— Вы возвращаетесь с Кавказа?
-Да.
— В таком случае вы не познакомитесь с ними, а лишь возобновите знакомство.
— Прекрасно, стало быть, у вас на судне грузины? Или армяне? Или же имеретины?
— У меня нечто получше: триста чистокровных кабардинцев.
— И они направляются в Константинополь?
— Именно так.
— Стало быть, это эмиграция?
— Нет, это спекуляция.
Я взглянул на капитана.
— О Боже, — произнес он, — ведь ясно как день, что все эти мерзавцы едут продавать на рынке своих женщин и детей.
Я прервал его:
— И вы, капитан, содействуете этой торговле белыми людьми?
— А что, по-вашему, мы можем сделать?! У этих негодяев все документы в порядке, придраться не к чему. У каждого есть паспорт. К тому же женщины, полагая, что всем им предстоит выйти замуж за пашей или попасть в гарем султана, радуются этому всей душой. Черт возьми! Если бы они обратились к нам за помощью, мы вмешались бы, но они-то молчат!
— В таком случае вы правы, капитан, мне и в самом деле повезло. А когда мы возвратимся на пароход?
— Когда пожелаете, — сказал г-н Бодуи. — Вот ваше карантинное свидетельство.
Капитан, видя мое желание как можно скорее подняться на борт «Сюлли», взял документы и сделал поклон в мою сторону, словно говоря, как Дюпре в «Вильгельме Телле», что пути мне открыты: он лишь удержал в груди звук «до» верхней октавы, только и всего.
Я последовал за ним.
Час спустя, в разгар чертовски сильного шквала, мы пристали к «Сюлли».

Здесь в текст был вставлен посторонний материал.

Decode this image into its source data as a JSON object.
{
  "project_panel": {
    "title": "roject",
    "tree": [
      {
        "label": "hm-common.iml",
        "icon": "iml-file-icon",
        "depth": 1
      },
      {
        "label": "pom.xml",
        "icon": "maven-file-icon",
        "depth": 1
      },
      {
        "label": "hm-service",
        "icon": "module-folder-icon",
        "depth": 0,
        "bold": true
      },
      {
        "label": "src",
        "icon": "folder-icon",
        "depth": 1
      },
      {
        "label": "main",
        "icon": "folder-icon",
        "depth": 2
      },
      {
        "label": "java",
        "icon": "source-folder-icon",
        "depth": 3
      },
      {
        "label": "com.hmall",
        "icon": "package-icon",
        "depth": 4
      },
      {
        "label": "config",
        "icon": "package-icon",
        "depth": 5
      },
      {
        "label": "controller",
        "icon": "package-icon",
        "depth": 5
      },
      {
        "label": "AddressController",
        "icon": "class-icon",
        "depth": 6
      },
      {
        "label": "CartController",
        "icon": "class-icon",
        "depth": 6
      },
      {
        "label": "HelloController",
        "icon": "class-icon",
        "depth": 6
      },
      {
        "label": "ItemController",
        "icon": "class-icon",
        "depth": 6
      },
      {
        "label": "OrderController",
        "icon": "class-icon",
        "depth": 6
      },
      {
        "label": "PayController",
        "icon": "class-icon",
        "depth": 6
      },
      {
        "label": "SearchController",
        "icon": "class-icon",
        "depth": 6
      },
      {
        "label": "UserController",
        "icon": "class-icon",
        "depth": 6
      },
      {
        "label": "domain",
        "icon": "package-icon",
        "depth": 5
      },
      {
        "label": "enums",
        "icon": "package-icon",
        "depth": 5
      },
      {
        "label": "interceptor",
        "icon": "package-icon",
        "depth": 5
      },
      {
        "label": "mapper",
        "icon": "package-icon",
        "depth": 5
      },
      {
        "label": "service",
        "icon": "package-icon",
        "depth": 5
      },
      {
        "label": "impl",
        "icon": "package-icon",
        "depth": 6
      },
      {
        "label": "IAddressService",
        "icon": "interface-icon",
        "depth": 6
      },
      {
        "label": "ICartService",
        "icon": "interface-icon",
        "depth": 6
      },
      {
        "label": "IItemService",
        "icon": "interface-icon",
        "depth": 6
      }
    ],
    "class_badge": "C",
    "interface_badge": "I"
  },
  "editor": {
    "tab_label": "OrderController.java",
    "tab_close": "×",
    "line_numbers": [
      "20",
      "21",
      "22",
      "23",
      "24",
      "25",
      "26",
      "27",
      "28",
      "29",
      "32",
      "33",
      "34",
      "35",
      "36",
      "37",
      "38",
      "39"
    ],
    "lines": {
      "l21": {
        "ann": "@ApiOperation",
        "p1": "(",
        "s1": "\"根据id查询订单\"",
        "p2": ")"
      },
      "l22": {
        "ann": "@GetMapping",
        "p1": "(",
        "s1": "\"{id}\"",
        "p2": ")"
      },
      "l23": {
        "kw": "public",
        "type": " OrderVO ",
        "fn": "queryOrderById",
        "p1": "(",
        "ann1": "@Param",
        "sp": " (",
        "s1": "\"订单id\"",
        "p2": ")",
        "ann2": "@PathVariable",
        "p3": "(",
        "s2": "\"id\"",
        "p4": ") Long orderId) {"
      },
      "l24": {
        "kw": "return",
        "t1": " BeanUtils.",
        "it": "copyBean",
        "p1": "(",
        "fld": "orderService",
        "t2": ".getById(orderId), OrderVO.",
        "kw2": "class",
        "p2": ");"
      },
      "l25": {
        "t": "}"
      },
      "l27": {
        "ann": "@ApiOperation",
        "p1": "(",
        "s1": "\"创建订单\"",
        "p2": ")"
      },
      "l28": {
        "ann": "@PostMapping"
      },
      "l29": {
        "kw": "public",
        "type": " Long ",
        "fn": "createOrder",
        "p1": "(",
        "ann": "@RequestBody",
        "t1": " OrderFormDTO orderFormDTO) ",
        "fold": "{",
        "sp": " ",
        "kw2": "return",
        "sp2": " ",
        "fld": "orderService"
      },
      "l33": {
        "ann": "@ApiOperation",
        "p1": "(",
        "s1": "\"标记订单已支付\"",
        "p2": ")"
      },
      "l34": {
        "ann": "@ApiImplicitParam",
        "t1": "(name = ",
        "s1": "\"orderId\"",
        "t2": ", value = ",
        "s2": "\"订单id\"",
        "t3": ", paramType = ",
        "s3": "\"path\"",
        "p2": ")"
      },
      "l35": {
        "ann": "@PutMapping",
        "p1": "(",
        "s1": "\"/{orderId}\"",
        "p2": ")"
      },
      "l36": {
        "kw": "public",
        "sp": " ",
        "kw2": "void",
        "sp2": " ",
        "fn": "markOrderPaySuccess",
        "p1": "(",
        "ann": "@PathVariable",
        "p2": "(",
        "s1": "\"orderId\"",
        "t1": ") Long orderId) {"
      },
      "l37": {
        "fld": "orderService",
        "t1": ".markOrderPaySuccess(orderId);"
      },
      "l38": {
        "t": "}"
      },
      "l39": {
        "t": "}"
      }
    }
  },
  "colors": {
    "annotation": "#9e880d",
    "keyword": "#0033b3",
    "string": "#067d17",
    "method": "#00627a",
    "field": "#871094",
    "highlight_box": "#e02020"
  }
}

На этот раз нас встретили совсем иначе, и у верха трапа, рядом с которым первым стоял Люка, мы увидели лишь улыбающиеся лица и протянутые нам руки.
Помощник капитана, такой неприветливый во время моего первого визита, теперь был чрезвычайно предупредителен.
Мне разъяснили его ошибку, а сам он перестал восторгаться тому, что я говорю по-французски, словно француз.
— Ну так что? — спросил я капитана, оглядываясь по сторонам.
— О чем это вы? — поинтересовался он.
— Где же ваши кабардинцы?
— В твиндеке, черт побери!
— Можно к ним спуститься?
Он посмотрел на часы:
— Это не составит труда, тем более что вы, как я полагаю, желаете видеть прежде всего кабардинок.
— Признаться, до настоящего времени мне приходилось видеть больше мужчин, чем женщин.
— Что ж, сейчас вы увидите целое шествие.
— И куда же направится это шествие?
— Туда, куда Жокрис водил курочек.
— Вот как!
Едва я издал это восклицание, как из люка появилась вереница людей.
Возглавлял ее почтенный белобородый старик, новоявленный Жокрис, за которым следовало от семидесяти до восьмидесяти курочек всех возрастов, от десяти до двадцати лет; они проходили у правого борта и без всякого чувства стыдливости, присущего европейцам, делали одна за другой остановку у матросского гальюна, а затем, пройдя у левого борта, цепочкой спускались в люк, выказывая при этом грацию скорее не курочек, а гусынь.
— Не желаете? — спросил меня капитан. — Все это продается.
— Честное слово, нет, — отвечал я, — это не так уж соблазнительно. Но вот что мне хотелось бы увидеть, так это то, как они разместились.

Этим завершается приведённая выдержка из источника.